Development Bank Of Nigeria To Empower SMEs With N100bn To Aid Financial Inclusion
It’s good news for Micro, Small and Medium Enterprises (SMEs) as the Development Bank of Nigeria has revealed plans to create empowerment for this business segment by a disbursement of N100billion before the end of 2019.
The bank added that it disbursed over N30 billion to over 35,000 end-borrowers in the MSME segment in its first full year of operations, while also collaborating with other development finance institutions to remove some of the barriers to access to finance in the segment.
This is according to the Chief Economist of the bank, Prof Joseph Nnanna, who made the statement at the fifth edition of the Refined Economic Development quarterly lecture at the University of Abuja.
In his presentation titled, ‘Contemporary strategies for financial inclusion and prosperity in Nigeria,’ Nnanna reiterated that MSMEs were the backbone of any economy, considering the fact that the segment made up over 90 per cent of all firms and accounted for an average of 60 to 70 per cent of total employment, and roughly 50 per cent of Gross Domestic Product of Nigeria.
It stated that a 2018 survey by the International Finance Corporation showed that only 31 per cent of MSMEs in Nigeria had ever obtained a loan from a financial institution, commercial or micro finance bank.
He said that the principal reason for the low figure in spite of its undisputable impact on the economy include, high/lack of collateral, problems with credit history, unfavorable worthiness of the prospective borrowers.
“For Nigeria as a whole, we are trying to achieve more access to finance for the MSME because we believe they are the engine that grows any economy in any part of the world.
“This year alone, the DBN plans to disburse N100 billion to MSME and we are quite on track as it is already.

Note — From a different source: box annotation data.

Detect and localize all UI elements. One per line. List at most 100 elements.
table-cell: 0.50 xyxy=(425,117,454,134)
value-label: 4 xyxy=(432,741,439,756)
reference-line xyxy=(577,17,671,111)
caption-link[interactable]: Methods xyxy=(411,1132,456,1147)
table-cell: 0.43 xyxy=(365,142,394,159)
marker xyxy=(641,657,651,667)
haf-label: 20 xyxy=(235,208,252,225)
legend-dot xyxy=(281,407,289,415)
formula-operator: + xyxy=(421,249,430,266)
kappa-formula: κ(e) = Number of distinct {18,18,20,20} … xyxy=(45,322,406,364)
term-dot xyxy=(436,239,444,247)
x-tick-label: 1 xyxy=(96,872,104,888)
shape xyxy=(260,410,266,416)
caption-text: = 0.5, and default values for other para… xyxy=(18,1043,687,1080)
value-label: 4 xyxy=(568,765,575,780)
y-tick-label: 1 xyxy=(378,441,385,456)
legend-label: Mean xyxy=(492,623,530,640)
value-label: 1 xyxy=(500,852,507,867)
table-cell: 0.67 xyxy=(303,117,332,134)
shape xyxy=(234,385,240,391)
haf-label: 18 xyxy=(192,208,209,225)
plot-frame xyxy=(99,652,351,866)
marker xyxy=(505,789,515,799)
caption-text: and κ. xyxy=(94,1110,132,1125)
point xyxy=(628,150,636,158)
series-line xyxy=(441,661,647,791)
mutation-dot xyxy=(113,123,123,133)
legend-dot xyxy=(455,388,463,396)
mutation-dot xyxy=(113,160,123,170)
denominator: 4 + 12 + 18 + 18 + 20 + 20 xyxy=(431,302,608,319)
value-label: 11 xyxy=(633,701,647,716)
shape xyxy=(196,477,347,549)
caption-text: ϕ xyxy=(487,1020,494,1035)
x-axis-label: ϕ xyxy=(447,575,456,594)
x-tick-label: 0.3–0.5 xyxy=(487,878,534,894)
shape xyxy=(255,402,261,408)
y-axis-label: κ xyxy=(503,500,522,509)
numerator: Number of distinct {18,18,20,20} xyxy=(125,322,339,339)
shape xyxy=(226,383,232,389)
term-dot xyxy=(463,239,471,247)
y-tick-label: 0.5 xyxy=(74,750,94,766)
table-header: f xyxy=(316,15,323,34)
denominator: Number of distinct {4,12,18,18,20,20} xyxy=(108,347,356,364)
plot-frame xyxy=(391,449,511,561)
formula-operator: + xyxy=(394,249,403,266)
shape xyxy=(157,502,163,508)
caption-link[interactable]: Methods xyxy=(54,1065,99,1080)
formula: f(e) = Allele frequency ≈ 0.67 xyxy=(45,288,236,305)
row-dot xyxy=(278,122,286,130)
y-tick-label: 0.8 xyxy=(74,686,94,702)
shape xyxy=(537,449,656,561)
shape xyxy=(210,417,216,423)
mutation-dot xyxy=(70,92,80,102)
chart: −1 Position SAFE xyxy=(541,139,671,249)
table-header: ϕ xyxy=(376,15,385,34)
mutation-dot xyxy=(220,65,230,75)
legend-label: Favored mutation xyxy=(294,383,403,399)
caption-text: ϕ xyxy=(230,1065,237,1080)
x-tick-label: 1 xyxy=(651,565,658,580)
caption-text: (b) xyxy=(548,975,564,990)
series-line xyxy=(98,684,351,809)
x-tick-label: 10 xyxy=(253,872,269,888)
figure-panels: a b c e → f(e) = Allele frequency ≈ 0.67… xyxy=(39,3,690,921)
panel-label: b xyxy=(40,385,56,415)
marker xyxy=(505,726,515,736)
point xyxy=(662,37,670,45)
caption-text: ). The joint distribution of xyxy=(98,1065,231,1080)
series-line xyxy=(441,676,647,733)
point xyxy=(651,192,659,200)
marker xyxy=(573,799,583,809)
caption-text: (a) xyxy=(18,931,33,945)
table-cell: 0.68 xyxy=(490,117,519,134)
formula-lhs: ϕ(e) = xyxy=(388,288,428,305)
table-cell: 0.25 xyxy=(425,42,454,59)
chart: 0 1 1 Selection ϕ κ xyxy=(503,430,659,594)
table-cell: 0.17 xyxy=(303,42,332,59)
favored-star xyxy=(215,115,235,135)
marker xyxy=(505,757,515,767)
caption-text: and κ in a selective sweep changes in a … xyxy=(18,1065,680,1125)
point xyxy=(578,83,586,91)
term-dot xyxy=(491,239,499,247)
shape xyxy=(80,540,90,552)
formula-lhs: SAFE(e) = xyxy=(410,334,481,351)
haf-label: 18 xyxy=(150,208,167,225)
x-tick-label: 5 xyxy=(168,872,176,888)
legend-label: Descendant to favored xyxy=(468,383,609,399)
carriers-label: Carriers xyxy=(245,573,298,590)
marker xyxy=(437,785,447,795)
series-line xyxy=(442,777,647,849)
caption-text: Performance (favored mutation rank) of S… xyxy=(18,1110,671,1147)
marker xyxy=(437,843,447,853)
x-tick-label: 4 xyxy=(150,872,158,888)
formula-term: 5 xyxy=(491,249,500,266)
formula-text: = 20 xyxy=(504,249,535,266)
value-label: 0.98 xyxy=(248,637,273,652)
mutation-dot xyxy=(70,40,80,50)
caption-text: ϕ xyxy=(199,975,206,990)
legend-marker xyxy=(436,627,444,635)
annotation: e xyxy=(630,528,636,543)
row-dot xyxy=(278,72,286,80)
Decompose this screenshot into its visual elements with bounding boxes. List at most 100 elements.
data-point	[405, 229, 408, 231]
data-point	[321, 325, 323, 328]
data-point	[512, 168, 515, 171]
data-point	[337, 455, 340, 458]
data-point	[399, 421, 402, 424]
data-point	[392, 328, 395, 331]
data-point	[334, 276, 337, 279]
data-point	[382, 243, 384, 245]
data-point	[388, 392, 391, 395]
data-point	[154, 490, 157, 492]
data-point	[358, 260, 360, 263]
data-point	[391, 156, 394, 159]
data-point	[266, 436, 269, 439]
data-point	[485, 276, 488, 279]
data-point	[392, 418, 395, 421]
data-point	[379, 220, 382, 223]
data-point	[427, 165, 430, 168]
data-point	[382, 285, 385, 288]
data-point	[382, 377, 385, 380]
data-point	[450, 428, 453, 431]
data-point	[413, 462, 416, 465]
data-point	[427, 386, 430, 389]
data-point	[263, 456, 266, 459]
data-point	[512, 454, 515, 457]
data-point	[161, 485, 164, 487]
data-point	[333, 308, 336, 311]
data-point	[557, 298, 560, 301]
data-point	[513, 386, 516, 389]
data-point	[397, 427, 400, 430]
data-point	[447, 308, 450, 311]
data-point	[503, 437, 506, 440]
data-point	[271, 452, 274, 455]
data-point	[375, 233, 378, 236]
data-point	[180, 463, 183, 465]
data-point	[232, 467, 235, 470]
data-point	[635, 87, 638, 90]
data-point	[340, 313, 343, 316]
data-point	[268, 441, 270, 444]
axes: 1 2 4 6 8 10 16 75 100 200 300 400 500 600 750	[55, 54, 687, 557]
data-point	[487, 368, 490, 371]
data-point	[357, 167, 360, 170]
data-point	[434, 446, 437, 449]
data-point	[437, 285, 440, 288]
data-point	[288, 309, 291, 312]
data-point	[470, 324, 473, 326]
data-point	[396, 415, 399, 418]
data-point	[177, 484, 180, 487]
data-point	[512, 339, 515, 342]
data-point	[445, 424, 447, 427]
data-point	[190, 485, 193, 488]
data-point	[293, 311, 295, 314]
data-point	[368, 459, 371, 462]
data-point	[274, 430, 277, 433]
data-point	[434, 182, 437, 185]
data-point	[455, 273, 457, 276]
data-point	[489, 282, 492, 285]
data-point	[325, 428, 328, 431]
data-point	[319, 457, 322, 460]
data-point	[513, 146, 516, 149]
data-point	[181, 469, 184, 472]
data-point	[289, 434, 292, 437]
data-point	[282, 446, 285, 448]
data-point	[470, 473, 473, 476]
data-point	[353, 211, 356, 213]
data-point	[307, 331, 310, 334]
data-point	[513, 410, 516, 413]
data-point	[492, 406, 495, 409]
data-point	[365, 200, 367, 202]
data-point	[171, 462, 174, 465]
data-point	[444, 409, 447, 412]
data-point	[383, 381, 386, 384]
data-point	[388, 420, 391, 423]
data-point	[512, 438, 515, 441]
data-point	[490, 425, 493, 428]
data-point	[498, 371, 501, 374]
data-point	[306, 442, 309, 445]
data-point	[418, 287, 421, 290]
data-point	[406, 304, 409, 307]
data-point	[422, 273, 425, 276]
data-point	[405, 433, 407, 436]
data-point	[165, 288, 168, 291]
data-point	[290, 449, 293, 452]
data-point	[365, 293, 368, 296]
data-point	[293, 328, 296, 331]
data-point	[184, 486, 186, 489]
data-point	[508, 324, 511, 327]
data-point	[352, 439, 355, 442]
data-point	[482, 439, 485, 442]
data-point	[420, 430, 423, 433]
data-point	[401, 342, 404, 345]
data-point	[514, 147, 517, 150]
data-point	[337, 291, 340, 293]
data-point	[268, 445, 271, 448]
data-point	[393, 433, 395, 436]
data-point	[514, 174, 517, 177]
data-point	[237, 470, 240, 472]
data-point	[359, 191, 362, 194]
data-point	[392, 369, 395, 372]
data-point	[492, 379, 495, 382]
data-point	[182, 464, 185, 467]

We are very confident that we will achieve that this year and beyond.
“Furthermore, to aid in reducing the risk associated with the MSME segment, the DBN offers partial risk sharing (Credit Guarantees) with prospective financial institutions granting credit to the operators in the segment.
“In 2018, 22.74 per cent of total credit was allocated to the oil and gas sector and 13.75 per cent was allocated to the manufacturing sector. Conversely, sectors where the MSME participants operate include Agriculture which total credit allocated was a paltry 3.16 per cent, General/Trade and Commerce 6.89 per cent and Education which credit to this sector remains subdued, received 0.41 per cent (NBS, 2018).
“The chief economist however said that the limited access to finance for the MSME segment severely constrained opportunities for economic diversification in Nigeria, noting that from a macro-economic examination, there is “a crowding out effect,” due to government borrowing.
“As a result, over a period of one year, we witnessed an increase in treasury bill rates peaking at 18 per cent in 2017. At the same time banks facing a challenging external environment worked to reduce risks, crowding out liquidity to real sector including MSMEs.
“Presently, treasury bill rates have declined to 12.7 per cent. However, yields on government bonds are around 14.5 per cent making it still very attractive to lend to the government. Typically, Nigerian banks observe a value chain business model that deals with already established firms with a track record of success.
“Consequently, banks tend to ignore MSMEs because of poor or no credit history, insufficient collateral to name a few reasons. To that effect, Nigerian banks resort back to what they understand to be a sale investment choice which is competing for larger firms and accepting lower margins only to exploit the higher yields earned from credit and perhaps other fees earned through product offerings as part of the loan agreements.”